Candidate coalitions, on the other hand, serve to advance the interests of a candidate--namely, to get elected. They are constellations of support for a person. Community coalitions are constellations of support for a set of shared goals.

So does Hahn have a black/white/Jewish coalition, and Villaraigosa a Latino/Jewish/white one? No. Hahn has the support of black, white and Jewish voters. Villaraigosa has the support of Latino, Jewish and white voters. The man who should be mayor is the one who can lead us away from this kind of political coalition and into genuine community coalitions.

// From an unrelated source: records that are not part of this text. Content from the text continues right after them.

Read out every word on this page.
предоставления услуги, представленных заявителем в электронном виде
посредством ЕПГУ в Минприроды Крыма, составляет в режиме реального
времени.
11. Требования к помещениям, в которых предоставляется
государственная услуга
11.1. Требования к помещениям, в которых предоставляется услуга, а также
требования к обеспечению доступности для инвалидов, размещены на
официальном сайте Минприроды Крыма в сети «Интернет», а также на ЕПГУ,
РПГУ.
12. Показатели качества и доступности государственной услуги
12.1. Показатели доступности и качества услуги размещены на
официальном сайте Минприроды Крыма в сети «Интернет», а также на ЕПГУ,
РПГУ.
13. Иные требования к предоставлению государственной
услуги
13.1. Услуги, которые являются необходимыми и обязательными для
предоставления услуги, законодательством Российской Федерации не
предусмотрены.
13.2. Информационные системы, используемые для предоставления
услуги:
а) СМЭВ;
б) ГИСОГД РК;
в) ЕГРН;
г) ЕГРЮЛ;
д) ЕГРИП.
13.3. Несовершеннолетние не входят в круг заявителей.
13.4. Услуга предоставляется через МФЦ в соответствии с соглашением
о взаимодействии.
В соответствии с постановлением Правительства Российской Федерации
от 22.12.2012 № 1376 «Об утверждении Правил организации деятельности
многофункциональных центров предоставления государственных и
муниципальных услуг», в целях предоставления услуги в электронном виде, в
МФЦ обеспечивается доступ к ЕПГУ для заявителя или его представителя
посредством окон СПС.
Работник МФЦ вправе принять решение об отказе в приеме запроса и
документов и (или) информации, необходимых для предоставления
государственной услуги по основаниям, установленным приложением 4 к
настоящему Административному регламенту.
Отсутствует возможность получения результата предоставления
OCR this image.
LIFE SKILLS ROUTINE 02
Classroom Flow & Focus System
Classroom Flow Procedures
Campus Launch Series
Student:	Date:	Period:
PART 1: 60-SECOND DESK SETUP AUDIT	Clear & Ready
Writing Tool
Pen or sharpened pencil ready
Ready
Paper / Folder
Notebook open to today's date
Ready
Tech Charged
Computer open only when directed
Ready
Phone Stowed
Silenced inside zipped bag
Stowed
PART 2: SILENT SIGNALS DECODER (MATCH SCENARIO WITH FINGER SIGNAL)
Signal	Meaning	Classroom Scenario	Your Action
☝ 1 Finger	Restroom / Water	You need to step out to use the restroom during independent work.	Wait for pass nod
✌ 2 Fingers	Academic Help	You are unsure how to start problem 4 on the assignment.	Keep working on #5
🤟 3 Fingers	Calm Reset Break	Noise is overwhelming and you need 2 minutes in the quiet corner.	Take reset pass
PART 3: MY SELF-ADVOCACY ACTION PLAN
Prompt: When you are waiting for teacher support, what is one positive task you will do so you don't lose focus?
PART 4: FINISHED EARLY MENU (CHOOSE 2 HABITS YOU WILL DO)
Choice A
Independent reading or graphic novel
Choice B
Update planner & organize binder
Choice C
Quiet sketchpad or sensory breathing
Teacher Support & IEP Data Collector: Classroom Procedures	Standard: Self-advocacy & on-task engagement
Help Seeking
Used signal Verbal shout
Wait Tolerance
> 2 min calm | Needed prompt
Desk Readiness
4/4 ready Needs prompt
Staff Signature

The harder challenge is for Villaraigosa, not because he is not willing but because the black community has a hard time seeing a common agenda with the Latino immigrant community. Many blacks view it as a zero-sum political calculation: Their gain is our loss. That's true if you view it from the ethno-centric politics of the past. It's not true if you view it from the perspective of the kinds of coalitions that will be needed in the future.

In the primary, 71% of black voters supported Hahn, while 12% voted for Villaraigosa. Black voters were the most cohesive voting bloc in the recent primary. Two Latino candidates shared Latino support. Jewish support was widely distributed. White and Asian votes were in every column.

Cold political analysis could cause Villaraigosa to conclude that the black vote is lost to him and that money and time spent wooing such voters would be wasted. He may even be able to win that way. But he'll be a better mayor if he doesn't.